Linear Regression Flashcards
Potential Problem with Linear Regression
- Non Linearity 2.Correlation of Error terms 3.Non Constant variance 4.Outliers, 5.High-Leverage 6. Colinearity
Residual Plots in Linear Regression
(1) if there is a shape of the residual that is non-linear, suggests a non linear relationship in the data. (2) Also, can you residual plots to detect hetroscedasticity in the dataset, which will look like a funnel (3) Also look for tracking in the residuals, which may occur if error terms are correlated - think time series data
2 assumptions of linear model
(1) Additive and (2) Linear
Outliers in Linear Regression
Can skew the model, may want to remove these. Also there is a statistic called stdentized residual, for which a value greater than 3 suggests possible outliers.
Levarge in Linear Regression
When there is an extreme X value, can compute a leverage statistic.

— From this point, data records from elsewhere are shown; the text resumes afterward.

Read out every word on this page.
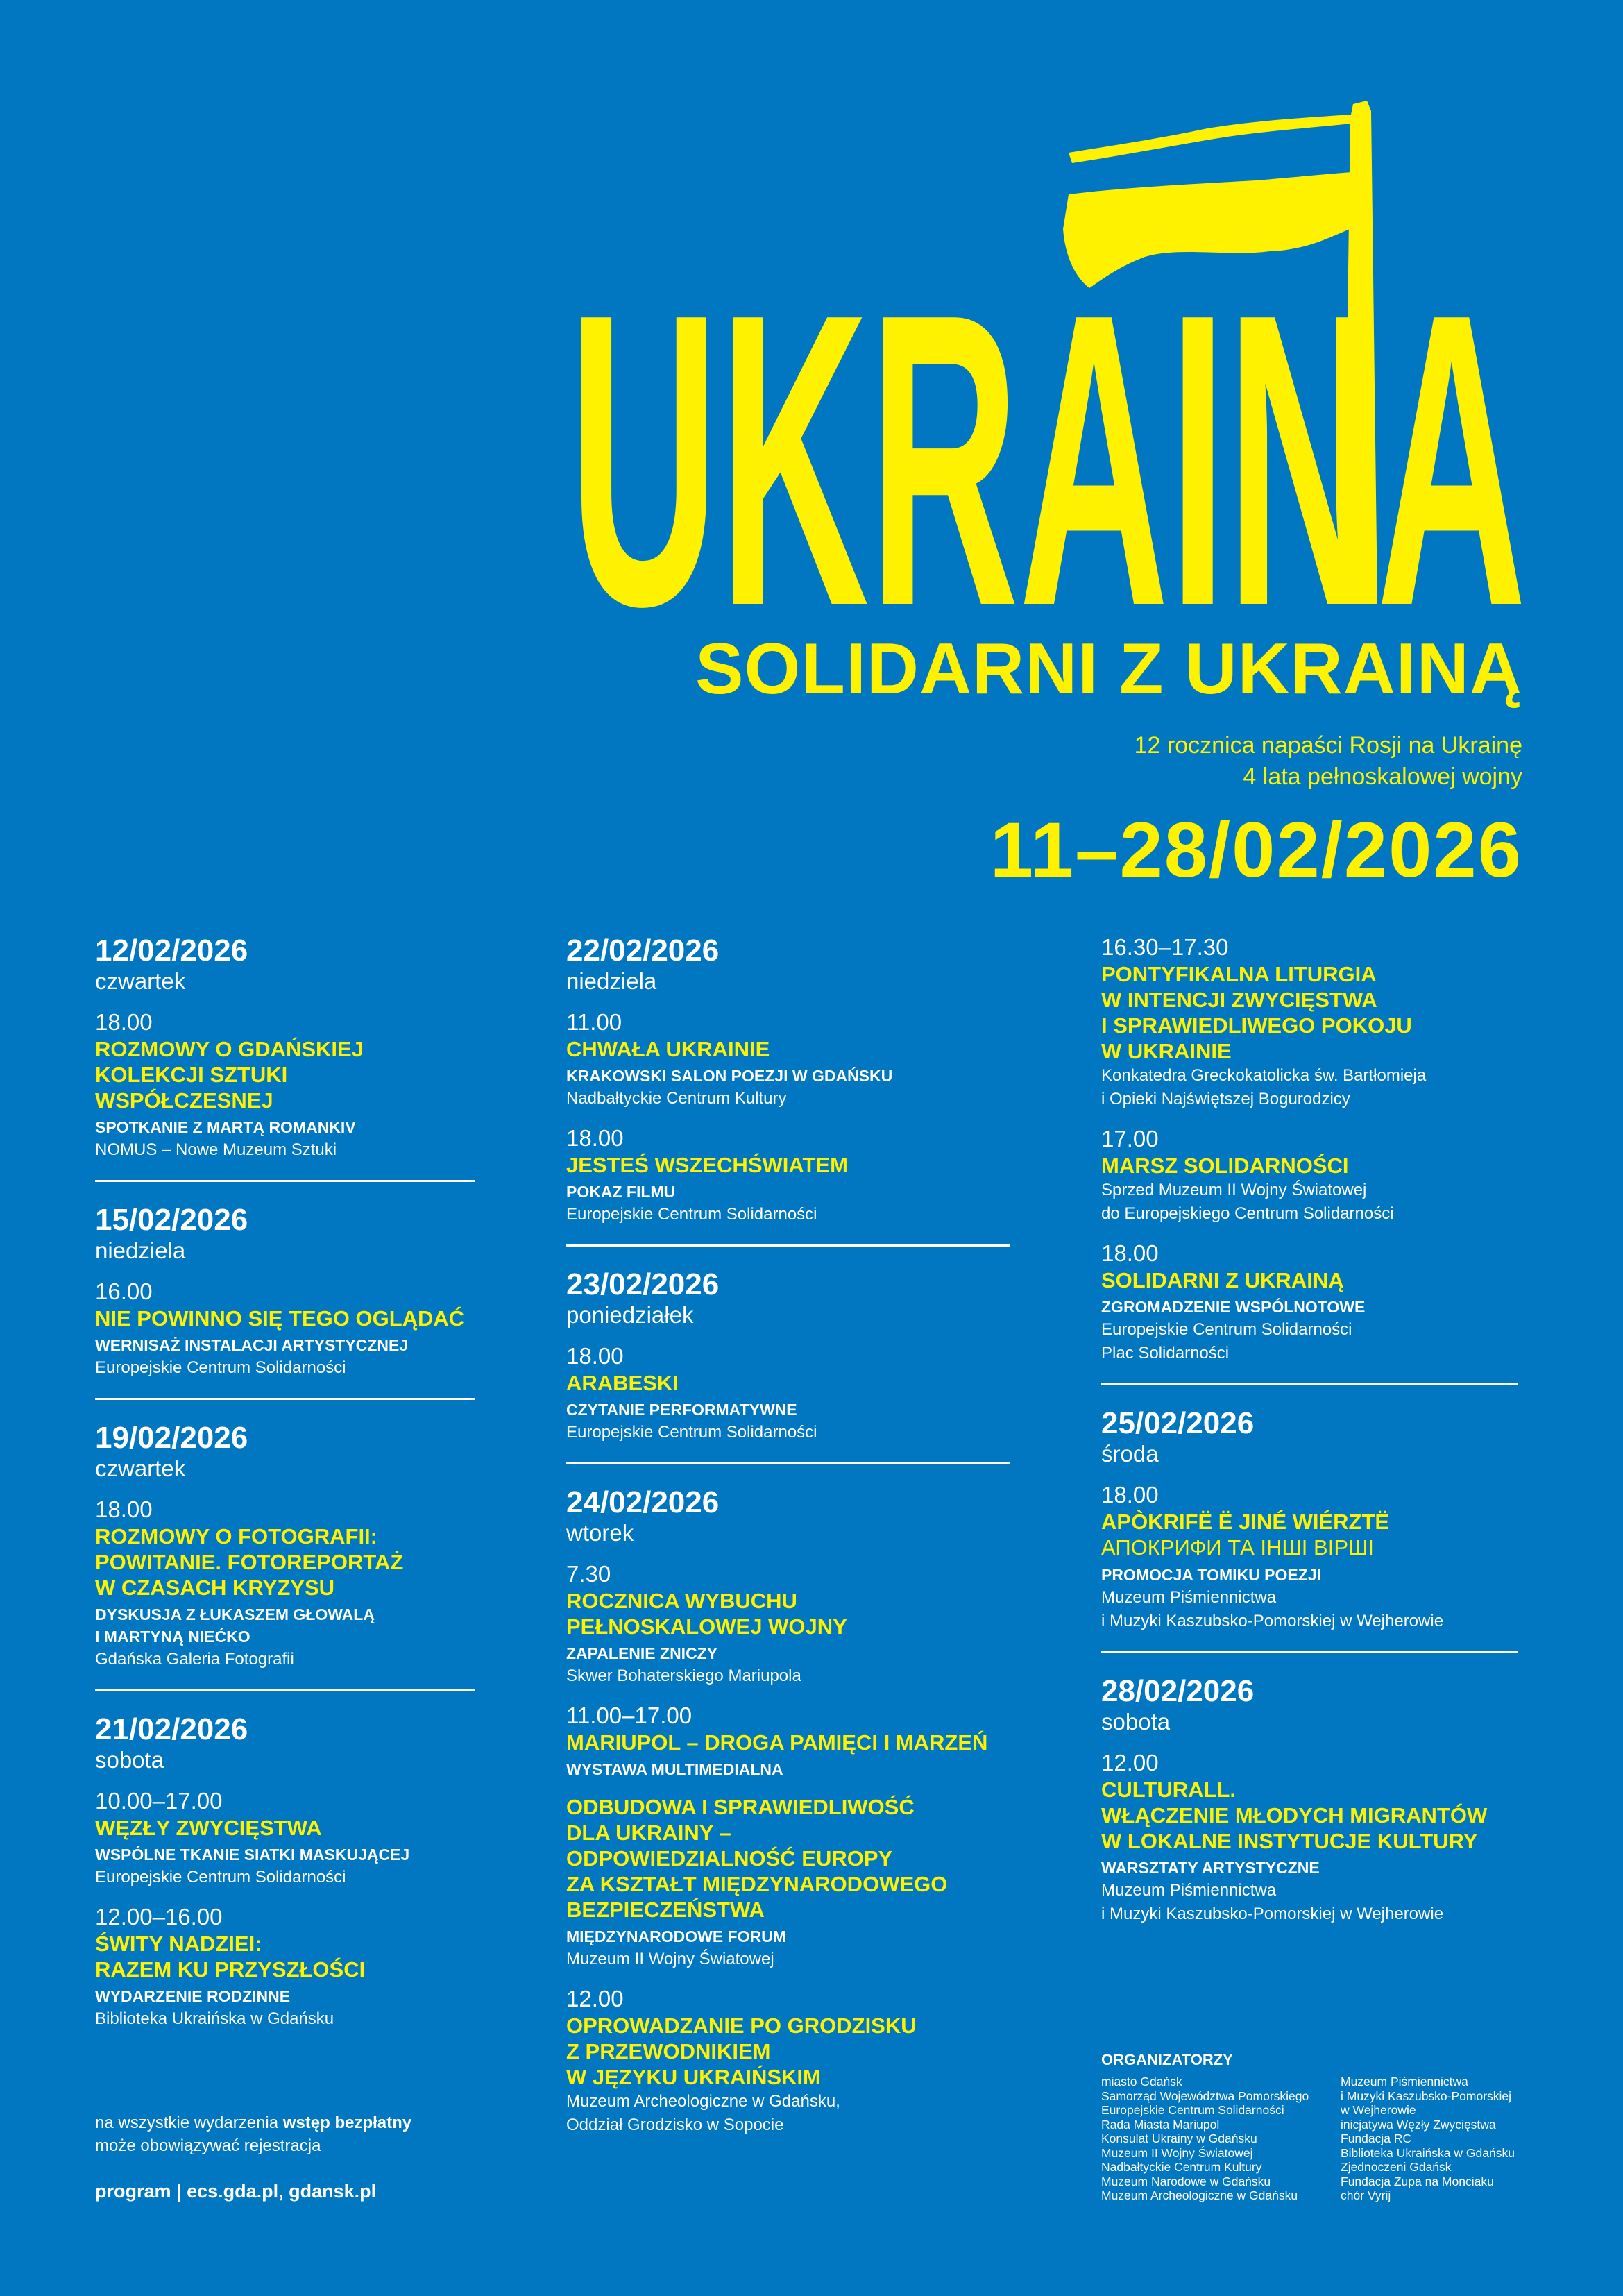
UKRAINA
SOLIDARNI Z UKRAINĄ
12 rocznica napaści Rosji na Ukrainę
4 lata pełnoskalowej wojny
11–28/02/2026
12/02/2026
czwartek
18.00
ROZMOWY O GDAŃSKIEJ
KOLEKCJI SZTUKI
WSPÓŁCZESNEJ
SPOTKANIE Z MARTĄ ROMANKIV
NOMUS – Nowe Muzeum Sztuki
15/02/2026
niedziela
16.00
NIE POWINNO SIĘ TEGO OGLĄDAĆ
WERNISAŻ INSTALACJI ARTYSTYCZNEJ
Europejskie Centrum Solidarności
19/02/2026
czwartek
18.00
ROZMOWY O FOTOGRAFII:
POWITANIE. FOTOREPORTAŻ
W CZASACH KRYZYSU
DYSKUSJA Z ŁUKASZEM GŁOWALĄ
I MARTYNĄ NIEĆKO
Gdańska Galeria Fotografii
21/02/2026
sobota
10.00–17.00
WĘZŁY ZWYCIĘSTWA
WSPÓLNE TKANIE SIATKI MASKUJĄCEJ
Europejskie Centrum Solidarności
12.00–16.00
ŚWITY NADZIEI:
RAZEM KU PRZYSZŁOŚCI
WYDARZENIE RODZINNE
Biblioteka Ukraińska w Gdańsku
22/02/2026
niedziela
11.00
CHWAŁA UKRAINIE
KRAKOWSKI SALON POEZJI W GDAŃSKU
Nadbałtyckie Centrum Kultury
18.00
JESTEŚ WSZECHŚWIATEM
POKAZ FILMU
Europejskie Centrum Solidarności
23/02/2026
poniedziałek
18.00
ARABESKI
CZYTANIE PERFORMATYWNE
Europejskie Centrum Solidarności
24/02/2026
wtorek
7.30
ROCZNICA WYBUCHU
PEŁNOSKALOWEJ WOJNY
ZAPALENIE ZNICZY
Skwer Bohaterskiego Mariupola
11.00–17.00
MARIUPOL – DROGA PAMIĘCI I MARZEŃ
WYSTAWA MULTIMEDIALNA
ODBUDOWA I SPRAWIEDLIWOŚĆ
DLA UKRAINY –
ODPOWIEDZIALNOŚĆ EUROPY
ZA KSZTAŁT MIĘDZYNARODOWEGO
BEZPIECZEŃSTWA
MIĘDZYNARODOWE FORUM
Muzeum II Wojny Światowej
12.00
OPROWADZANIE PO GRODZISKU
Z PRZEWODNIKIEM
W JĘZYKU UKRAIŃSKIM
Muzeum Archeologiczne w Gdańsku,
Oddział Grodzisko w Sopocie
16.30–17.30
PONTYFIKALNA LITURGIA
W INTENCJI ZWYCIĘSTWA
I SPRAWIEDLIWEGO POKOJU
W UKRAINIE
Konkatedra Greckokatolicka św. Bartłomieja
i Opieki Najświętszej Bogurodzicy
17.00
MARSZ SOLIDARNOŚCI
Sprzed Muzeum II Wojny Światowej
do Europejskiego Centrum Solidarności
18.00
SOLIDARNI Z UKRAINĄ
ZGROMADZENIE WSPÓLNOTOWE
Europejskie Centrum Solidarności
Plac Solidarności
25/02/2026
środa
18.00
APÒKRIFË Ë JINÉ WIÉRZTË
АПОКРИФИ ТА ІНШІ ВІРШІ
PROMOCJA TOMIKU POEZJI
Muzeum Piśmiennictwa
i Muzyki Kaszubsko-Pomorskiej w Wejherowie
28/02/2026
sobota
12.00
CULTURALL.
WŁĄCZENIE MŁODYCH MIGRANTÓW
W LOKALNE INSTYTUCJE KULTURY
WARSZTATY ARTYSTYCZNE
Muzeum Piśmiennictwa
i Muzyki Kaszubsko-Pomorskiej w Wejherowie
na wszystkie wydarzenia wstęp bezpłatny
może obowiązywać rejestracja
program | ecs.gda.pl, gdansk.pl
ORGANIZATORZY
miasto Gdańsk
Samorząd Województwa Pomorskiego
Europejskie Centrum Solidarności
Rada Miasta Mariupol
Konsulat Ukrainy w Gdańsku
Muzeum II Wojny Światowej
Nadbałtyckie Centrum Kultury
Muzeum Narodowe w Gdańsku
Muzeum Archeologiczne w Gdańsku
Muzeum Piśmiennictwa
i Muzyki Kaszubsko-Pomorskiej
w Wejherowie
inicjatywa Węzły Zwycięstwa
Fundacja RC
Biblioteka Ukraińska w Gdańsku
Zjednoczeni Gdańsk
Fundacja Zupa na Monciaku
chór Vyrij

Will Correlation Matrix Detect Colinearity
Yes, but not all cases. It is possible for combinations of vars to have colinearity. There is a statistic called the Variance Inflation Factor VIF. VIF > 5 indicates colinearity.
Variance Inflation Factor
VIF > 5 indicates colinearity
Studentized Residual
helps detect outliers in Y, value > 3 suggests outliers.
Leverage Statistic
If exceeds (p + 1) / n then the corresponding point has high leverage.
Possible Solutions for colinearity
(1) drop one of the vars (2) combine the two, like take the average
Bias vs Variance Tradeoff
Variance - tendency to overfit. Bias - Accuracy of Model
Parametric vs. Non Paramteric Model Accuracy
Parametric will tend to outpeform NP when there is small N/P because of high dimensionality. Think about what high dimensionality does to KNN
When order doesn’t matter permutations or combinations? Formula for each
Order doesnt' matter = combination Combination: P choose K = P! / K! (P-K)! Permutation: P choose K = P! / (P-K)!
Confusion Matrix
Y axis (left): Predicted Status X axis (top): Actual or True Status
Sensitivity vs Specificity
Sensitivity: % of true positives caught.
Specificty: % of non-positives caught.